The aim of this course is to introduce students to the econometric models for financial markets and their application to modelling and forecasting data from financial time series. The course discusses the empirical analysis of financial models (CAPM, Fama-French) and the empirical assessment of portfolio efficiency. It also pays special attention to modelling and forecasting of returns and volatility.
At the end of the course the student is expected to (a) have solid knowledge of the basic topics in financial econometrics; (b) understand and use concepts and expressions commonly used in the econometric analysis of financial markets; (c) perform empirical applications using financial data and econometric techniques; (d) interpret results from empirical applications developed by others.
Dual teaching (in presence and remotely)
b. Statistics and algebra recap
2. Optimal portfolio allocation
a. Mean-Variance criterion; Sharpe index
b. Efficient frontiera with and without risk-free asset; Tangency portfolio; Two-fund separation theorem
3. Ordinary Least Squares (OLS) model
a. Univariate and multivariate regressions; Marginal effects and elasticities
b. Hypothesis testing: t and F tests; RESET test; White test
c. Britten-Jones portfolio test
4. Market equilibrium
a. Capital Asset Pricing Model and equilibrium returns
b. Empirical assessment and extensions (Fama-MacBeth and APT models)
5. Model selection
a. Fit of the model to the data
b. Variable selection (Stepwise selection; Ridge and LASSO regression)
6. Models for financial time series
a. AR, MA and ARMA models to estimate returns
b. Model selection, forecast, trend and Dickey-Fuller test
c. ARCH and GARCH models to estimate volatilities
|Elton, E.J., Gruber, M.J., Brown, S.J., Goetzmann, W.N.||Teorie di Portafoglio e Analisi degli Investimenti||Apogeo||2013|
The exam is written; no oral integration is planned.

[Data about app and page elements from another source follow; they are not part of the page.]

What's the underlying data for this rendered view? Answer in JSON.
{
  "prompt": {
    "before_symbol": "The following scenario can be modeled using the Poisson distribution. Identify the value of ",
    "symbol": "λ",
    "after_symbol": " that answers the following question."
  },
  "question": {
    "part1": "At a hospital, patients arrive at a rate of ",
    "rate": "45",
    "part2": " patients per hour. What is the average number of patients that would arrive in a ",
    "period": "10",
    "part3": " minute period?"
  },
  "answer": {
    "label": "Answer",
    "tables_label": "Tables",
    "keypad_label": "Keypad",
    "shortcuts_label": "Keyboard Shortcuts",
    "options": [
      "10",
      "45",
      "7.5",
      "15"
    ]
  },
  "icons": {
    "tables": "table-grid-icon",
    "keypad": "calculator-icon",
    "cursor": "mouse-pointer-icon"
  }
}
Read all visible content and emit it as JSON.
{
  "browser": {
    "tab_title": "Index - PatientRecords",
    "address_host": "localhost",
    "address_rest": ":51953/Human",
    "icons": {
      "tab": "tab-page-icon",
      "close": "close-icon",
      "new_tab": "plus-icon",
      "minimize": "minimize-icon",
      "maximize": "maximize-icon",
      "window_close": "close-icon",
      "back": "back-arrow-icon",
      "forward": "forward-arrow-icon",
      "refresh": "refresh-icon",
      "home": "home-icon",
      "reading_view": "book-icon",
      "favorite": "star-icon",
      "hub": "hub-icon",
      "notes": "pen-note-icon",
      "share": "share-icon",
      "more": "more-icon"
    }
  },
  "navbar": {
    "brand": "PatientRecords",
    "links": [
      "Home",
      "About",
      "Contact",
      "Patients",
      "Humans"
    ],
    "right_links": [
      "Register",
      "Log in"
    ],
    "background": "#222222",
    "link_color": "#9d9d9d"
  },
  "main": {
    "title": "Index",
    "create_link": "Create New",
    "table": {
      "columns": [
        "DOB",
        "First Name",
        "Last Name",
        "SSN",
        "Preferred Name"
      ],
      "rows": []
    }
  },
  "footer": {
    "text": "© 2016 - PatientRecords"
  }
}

The exam is made of one written essay and one individual homework. The final grade is given by the average of the grades in the essay and the homework, with 75% and 25% weights respectively. In order to pass the exam, it is necessary to obtain a grade not below 16/30 in the written essay. Students can separately reject the essay grade and the homework grade. However, the homework grade can be rejected only once.
The written essay is taken remotely, lasts one hour and thirty minutes and covers the whole program of the course. Use of handheld calculators is allowed, but use of personal notes or other teaching material is not allowed.
The homework is developed individually, and can be of two types (Homework I or Homework II). Homework I aims to develop analytical skills through personal data analysis. Homework II aims to develop critical skills with respect to empirical applications. Each student can choose which type of homework to deliver, but must deliver one of them. Once the deadline for delivery of Homework I has expired, it is possible to deliver Homework II only. The homework has to be delivered before taking part in the written essay; its grade grade remains valid throughout the academic year.